# Who's planning on attending HAS?



## Michael Bush (Aug 2, 2002)

I haven't kept up... is there somewhere we can buy Beesource hats? or Tee shirts?


----------



## timgoodin (Mar 10, 2007)

I'm planning to go, looking forward to it.

Tim


----------



## Goat Man (Nov 23, 2011)

I'll be there! sam from Bourbon, MO.
I sent in the registration form and money a couple of weeks ago and I haven't heard back from them..
I hope they are just behind a little..


----------



## Broke-T (Jul 9, 2008)

I never got a response either. Looks like there is a need for workers in this assn.

Johnny


----------



## timgoodin (Mar 10, 2007)

Broke-T said:


> I never got a response either.



Me either, hope they have a big list at the front door.

Tim


----------



## tommyt (Aug 7, 2010)

Heartland Apicultural Society
Annual Conference
University of Missouri at St Louis
July 12 - 14, 2012
17 Vendors will be on hand for HAS 2012, many with beekeeping supplies. Call them now with your order to save on shipping costs! Click here for a list.
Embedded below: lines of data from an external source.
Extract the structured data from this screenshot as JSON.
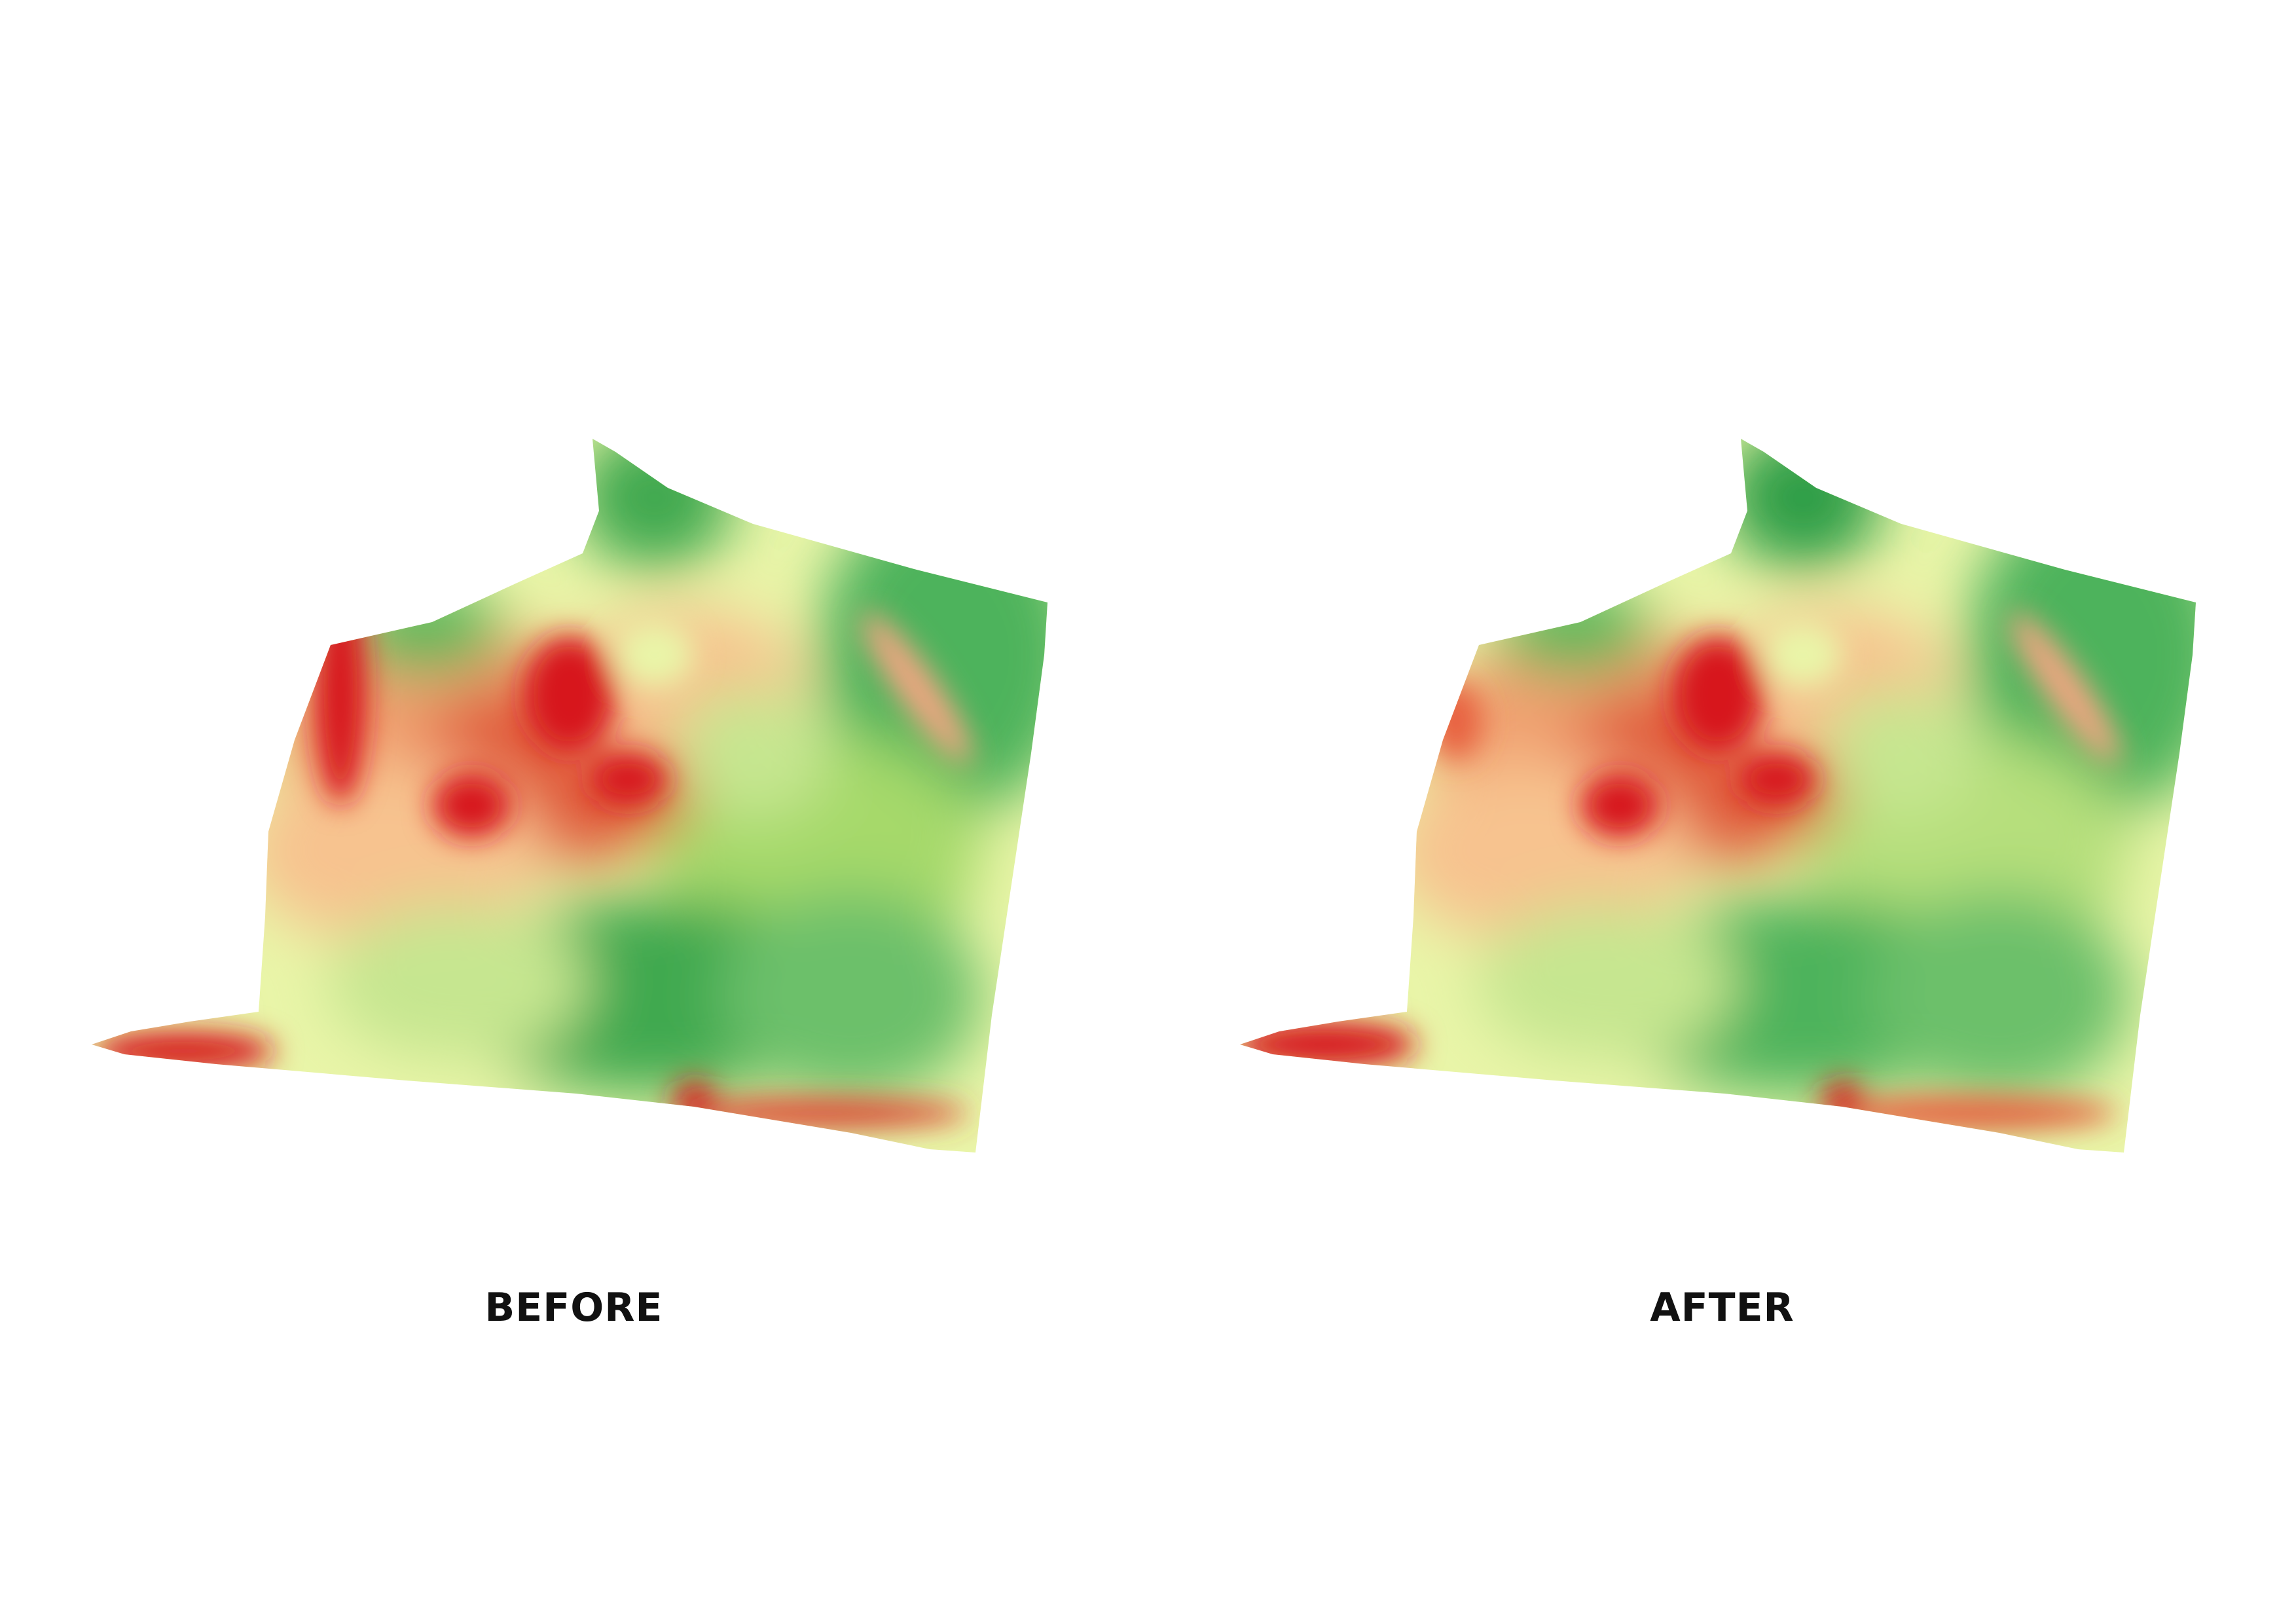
{
  "panels": [
    {
      "id": "before",
      "label": "BEFORE"
    },
    {
      "id": "after",
      "label": "AFTER"
    }
  ],
  "colors": {
    "low": "#d7191c",
    "mid_low": "#f4a582",
    "mid": "#ffffbf",
    "mid_high": "#a6d96a",
    "high": "#1a9641",
    "background": "#ffffff",
    "label": "#111111"
  }
}
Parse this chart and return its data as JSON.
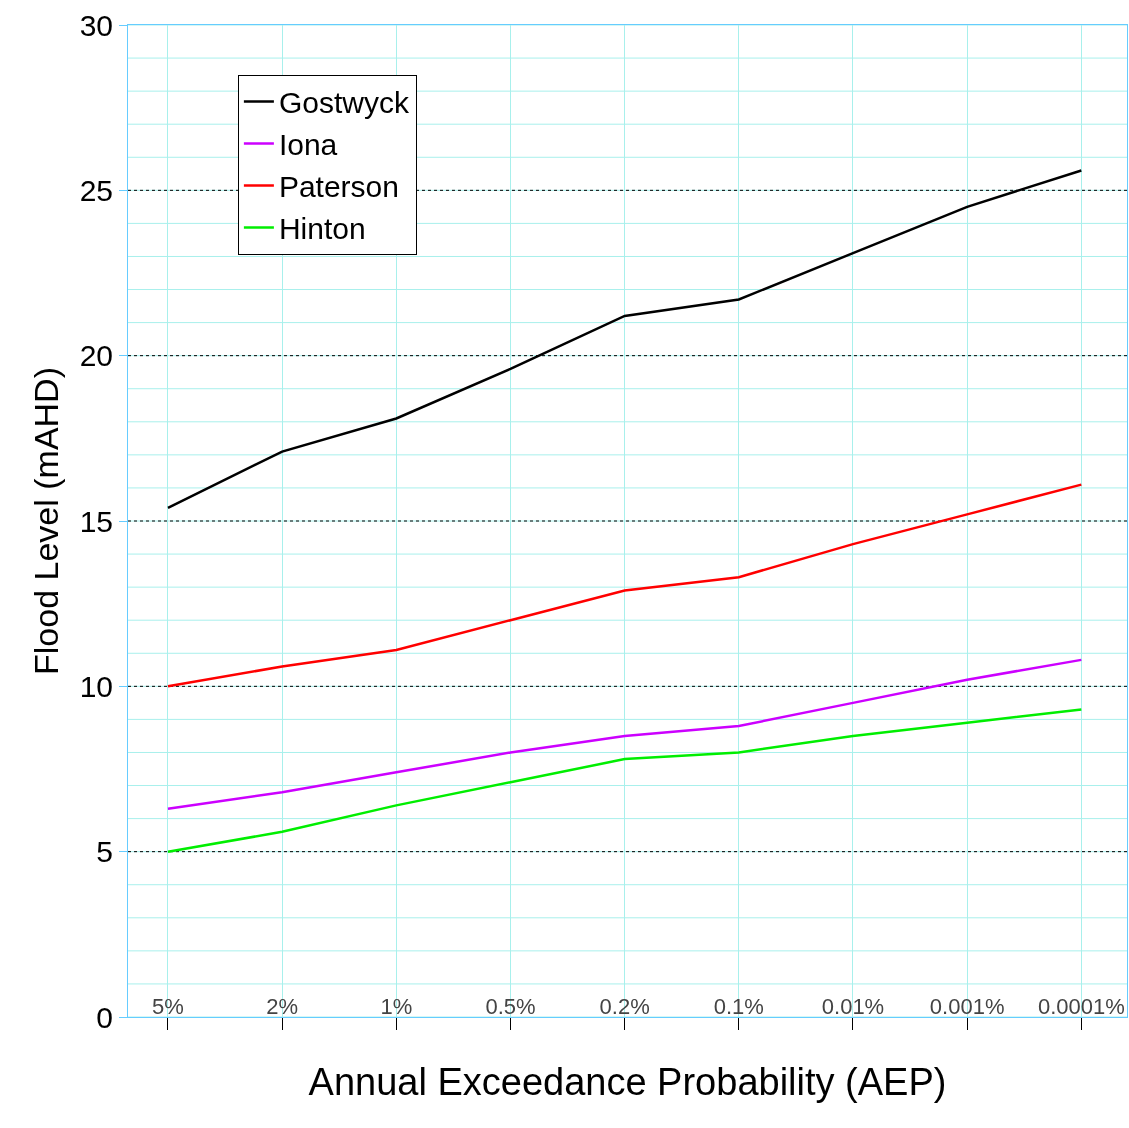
{
  "chart_data": {
    "type": "line",
    "xlabel": "Annual Exceedance Probability (AEP)",
    "ylabel": "Flood Level (mAHD)",
    "categories": [
      "5%",
      "2%",
      "1%",
      "0.5%",
      "0.2%",
      "0.1%",
      "0.01%",
      "0.001%",
      "0.0001%"
    ],
    "ylim": [
      0,
      30
    ],
    "yticks": [
      0,
      {
        "value": 1,
        "label": null
      },
      {
        "value": 2,
        "label": null
      },
      {
        "value": 3,
        "label": null
      },
      {
        "value": 4,
        "label": null
      },
      5,
      {
        "value": 6,
        "label": null
      },
      {
        "value": 7,
        "label": null
      },
      {
        "value": 8,
        "label": null
      },
      {
        "value": 9,
        "label": null
      },
      10,
      {
        "value": 11,
        "label": null
      },
      {
        "value": 12,
        "label": null
      },
      {
        "value": 13,
        "label": null
      },
      {
        "value": 14,
        "label": null
      },
      15,
      {
        "value": 16,
        "label": null
      },
      {
        "value": 17,
        "label": null
      },
      {
        "value": 18,
        "label": null
      },
      {
        "value": 19,
        "label": null
      },
      20,
      {
        "value": 21,
        "label": null
      },
      {
        "value": 22,
        "label": null
      },
      {
        "value": 23,
        "label": null
      },
      {
        "value": 24,
        "label": null
      },
      25,
      {
        "value": 26,
        "label": null
      },
      {
        "value": 27,
        "label": null
      },
      {
        "value": 28,
        "label": null
      },
      {
        "value": 29,
        "label": null
      },
      30
    ],
    "grid": true,
    "legend": "top left",
    "marker": "none",
    "line_style": "solid",
    "series": [
      {
        "name": "Gostwyck",
        "color": "#000000",
        "values": [
          15.4,
          17.1,
          18.1,
          19.6,
          21.2,
          21.7,
          23.1,
          24.5,
          25.6
        ]
      },
      {
        "name": "Iona",
        "color": "#cc00ff",
        "values": [
          6.3,
          6.8,
          7.4,
          8.0,
          8.5,
          8.8,
          9.5,
          10.2,
          10.8
        ]
      },
      {
        "name": "Paterson",
        "color": "#ff0000",
        "values": [
          10.0,
          10.6,
          11.1,
          12.0,
          12.9,
          13.3,
          14.3,
          15.2,
          16.1
        ]
      },
      {
        "name": "Hinton",
        "color": "#00ee00",
        "values": [
          5.0,
          5.6,
          6.4,
          7.1,
          7.8,
          8.0,
          8.5,
          8.9,
          9.3
        ]
      }
    ]
  }
}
Tentative Schedule now online: Click here to view the schedule. Minor changes may still be made to the schedule as we approach the conference 

*Pre-registration is CLOSED*. However, you are welcome to register at the door. Pay as you go lunch will be available at the student center and a limited number of breakfasts and dinners in the dining room will be available. On-site registration cost is $25 per day or $60 for 3 days.


----------